MARIA AMARAL PINTURA 94/95
... A arte nasce precisamente da fascinação do inapreensível, da vontade de arrancar formas ao mundo que o homem suporta para as fazer entrar no mundo em que ele governa. O artista pressente os limites desta posse incerta; mas a sua vocação esta ligada à sua origem e, depois, por várias vezes com menos intensidade, ao sentimento violento de uma aventura.
A princípio, talvez não tenha sentido mais que a necessidade de pintar. Quaisquer que sejam as qualidades que mostra nas primeiras tentativas em que se detém e, seja qual for a forma da sua aprendizagem, sabe contudo, que começa uma viagem em direcção a um país desconhecido, que esta primeira tirada não tem importância, e que “qualquer coisa está para acontecer”.
... Quer o artista comece cedo ou tarde a pintar, a escrever,
a compor, e seja qual for a força das suas principais obras, há
por trás delas a oficina, a catedral, o museu, a biblioteca, a audição...

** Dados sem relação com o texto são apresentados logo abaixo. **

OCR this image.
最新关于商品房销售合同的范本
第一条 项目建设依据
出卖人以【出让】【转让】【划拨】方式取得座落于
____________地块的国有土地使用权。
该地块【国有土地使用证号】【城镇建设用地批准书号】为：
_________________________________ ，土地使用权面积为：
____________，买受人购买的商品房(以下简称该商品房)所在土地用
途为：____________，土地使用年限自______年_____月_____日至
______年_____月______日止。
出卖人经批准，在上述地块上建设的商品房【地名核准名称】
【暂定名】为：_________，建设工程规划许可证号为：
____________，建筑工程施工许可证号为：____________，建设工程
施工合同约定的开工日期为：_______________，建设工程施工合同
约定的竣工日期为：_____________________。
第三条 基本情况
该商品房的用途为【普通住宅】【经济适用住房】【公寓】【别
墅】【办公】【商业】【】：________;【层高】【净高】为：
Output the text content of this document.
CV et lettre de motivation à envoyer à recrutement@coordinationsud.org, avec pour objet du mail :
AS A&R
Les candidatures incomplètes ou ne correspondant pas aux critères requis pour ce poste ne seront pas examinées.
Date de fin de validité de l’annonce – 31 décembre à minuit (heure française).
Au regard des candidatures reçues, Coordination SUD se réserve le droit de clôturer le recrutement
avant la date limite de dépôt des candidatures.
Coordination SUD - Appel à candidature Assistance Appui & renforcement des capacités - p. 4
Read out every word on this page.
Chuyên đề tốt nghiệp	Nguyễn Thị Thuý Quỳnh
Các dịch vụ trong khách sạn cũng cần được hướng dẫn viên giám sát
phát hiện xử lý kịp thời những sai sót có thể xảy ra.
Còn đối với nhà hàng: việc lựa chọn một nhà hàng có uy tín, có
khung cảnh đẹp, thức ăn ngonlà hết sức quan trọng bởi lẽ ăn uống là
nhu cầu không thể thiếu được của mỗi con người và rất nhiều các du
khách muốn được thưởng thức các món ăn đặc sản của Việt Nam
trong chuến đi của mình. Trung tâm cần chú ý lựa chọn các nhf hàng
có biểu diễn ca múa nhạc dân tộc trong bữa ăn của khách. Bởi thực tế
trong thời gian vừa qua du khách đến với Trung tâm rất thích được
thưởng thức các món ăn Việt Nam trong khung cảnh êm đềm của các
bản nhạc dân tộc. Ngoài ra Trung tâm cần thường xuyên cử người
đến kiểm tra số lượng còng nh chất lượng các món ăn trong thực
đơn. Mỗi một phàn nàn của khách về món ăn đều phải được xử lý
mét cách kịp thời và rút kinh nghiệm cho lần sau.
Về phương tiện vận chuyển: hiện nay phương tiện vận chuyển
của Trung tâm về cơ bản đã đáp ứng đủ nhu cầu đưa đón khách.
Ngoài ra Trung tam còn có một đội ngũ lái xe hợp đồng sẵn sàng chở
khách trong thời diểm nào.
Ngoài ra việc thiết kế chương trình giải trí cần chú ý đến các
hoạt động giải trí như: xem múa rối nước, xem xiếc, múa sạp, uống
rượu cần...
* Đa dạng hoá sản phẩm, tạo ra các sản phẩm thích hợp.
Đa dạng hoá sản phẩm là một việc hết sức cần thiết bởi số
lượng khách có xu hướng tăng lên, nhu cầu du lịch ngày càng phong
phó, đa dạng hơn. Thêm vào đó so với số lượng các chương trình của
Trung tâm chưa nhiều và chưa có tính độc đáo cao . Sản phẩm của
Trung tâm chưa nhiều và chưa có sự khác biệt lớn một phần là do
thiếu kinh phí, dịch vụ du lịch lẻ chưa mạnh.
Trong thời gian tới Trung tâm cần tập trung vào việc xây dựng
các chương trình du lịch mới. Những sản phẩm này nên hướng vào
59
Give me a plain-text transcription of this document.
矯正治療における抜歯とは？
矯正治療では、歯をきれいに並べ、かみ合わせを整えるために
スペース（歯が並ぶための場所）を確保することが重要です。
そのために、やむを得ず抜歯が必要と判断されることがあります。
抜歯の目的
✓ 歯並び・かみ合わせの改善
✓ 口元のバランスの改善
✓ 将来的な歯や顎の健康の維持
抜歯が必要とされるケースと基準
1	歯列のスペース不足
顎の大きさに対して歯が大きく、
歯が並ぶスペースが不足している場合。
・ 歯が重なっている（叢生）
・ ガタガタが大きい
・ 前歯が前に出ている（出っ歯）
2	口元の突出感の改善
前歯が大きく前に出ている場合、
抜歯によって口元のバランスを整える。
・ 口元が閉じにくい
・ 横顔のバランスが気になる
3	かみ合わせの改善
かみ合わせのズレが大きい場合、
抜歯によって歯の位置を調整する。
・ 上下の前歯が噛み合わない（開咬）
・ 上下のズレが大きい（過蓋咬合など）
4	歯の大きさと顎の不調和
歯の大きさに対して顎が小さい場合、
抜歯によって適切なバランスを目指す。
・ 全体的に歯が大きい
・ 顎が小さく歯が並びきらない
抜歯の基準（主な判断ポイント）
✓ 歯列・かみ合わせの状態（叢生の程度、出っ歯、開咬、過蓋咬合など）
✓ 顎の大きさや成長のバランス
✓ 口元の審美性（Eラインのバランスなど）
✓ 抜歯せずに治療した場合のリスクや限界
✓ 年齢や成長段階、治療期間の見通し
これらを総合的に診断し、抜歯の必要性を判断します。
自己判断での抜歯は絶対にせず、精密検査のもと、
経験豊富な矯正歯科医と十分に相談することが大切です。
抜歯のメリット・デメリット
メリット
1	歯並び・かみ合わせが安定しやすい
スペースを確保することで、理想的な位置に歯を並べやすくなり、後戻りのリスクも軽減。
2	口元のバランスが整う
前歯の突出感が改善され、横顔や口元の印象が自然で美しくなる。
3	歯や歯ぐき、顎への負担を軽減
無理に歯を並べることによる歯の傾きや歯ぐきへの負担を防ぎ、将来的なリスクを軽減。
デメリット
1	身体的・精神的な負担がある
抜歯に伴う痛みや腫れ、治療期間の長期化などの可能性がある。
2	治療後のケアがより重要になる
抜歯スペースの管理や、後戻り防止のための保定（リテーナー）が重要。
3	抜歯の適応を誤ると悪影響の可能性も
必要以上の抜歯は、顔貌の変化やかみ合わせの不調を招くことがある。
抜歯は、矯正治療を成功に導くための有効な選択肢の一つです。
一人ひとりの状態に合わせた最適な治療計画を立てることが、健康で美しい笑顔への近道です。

Porque a pintura que representa ou sugere três dimensões, apenas
tem duas, qualquer paisagem pintada está mais próxima de não
importa qual outra paisagem pintada que do espetáculo que ela representa.
O jovem pintor não tem, a princípio, a escolha entre o seu ou
os seus mestres e a sua “visão”, mas entre as telas e outras
telas. Se a sua visão não fosse, então, a de alguém
ou de alguns, ele teria que inventar a pintura.
... A arte tem os seus impotentes e os seus impostores – menos numerosos,
no entanto, que no amor. Confunde-se a sua natureza com o prazer que pode
proporcionar; mas, tal como o amor, ela é paixão e não
prazer: implica uma ruptura dos valores do mundo, em benefício de um
único, obcecante e invulnerável. O artista sente necessidade
dos que compartilham a sua paixão, só entre eles vive plenamente.
Como toda e qualquer conversão, a descoberta da arte é a ruptura de uma relação de um homem com o mundo. Ela conhece a intensidade profunda daquilo a que os psicanalistas chamam os afectos. Criadores e amadores, todos aqueles para quem a arte existe, todos aqueles que podem ser tão sensíveis às formas por ela criadas como às mais comoventes das formas mortais, têm em comum a sua fé num poder particular do homem. Seja qual for a sua afirmação, o artista nunca se submete ao mundo, e submete sempre o mundo àquilo por que o substitui.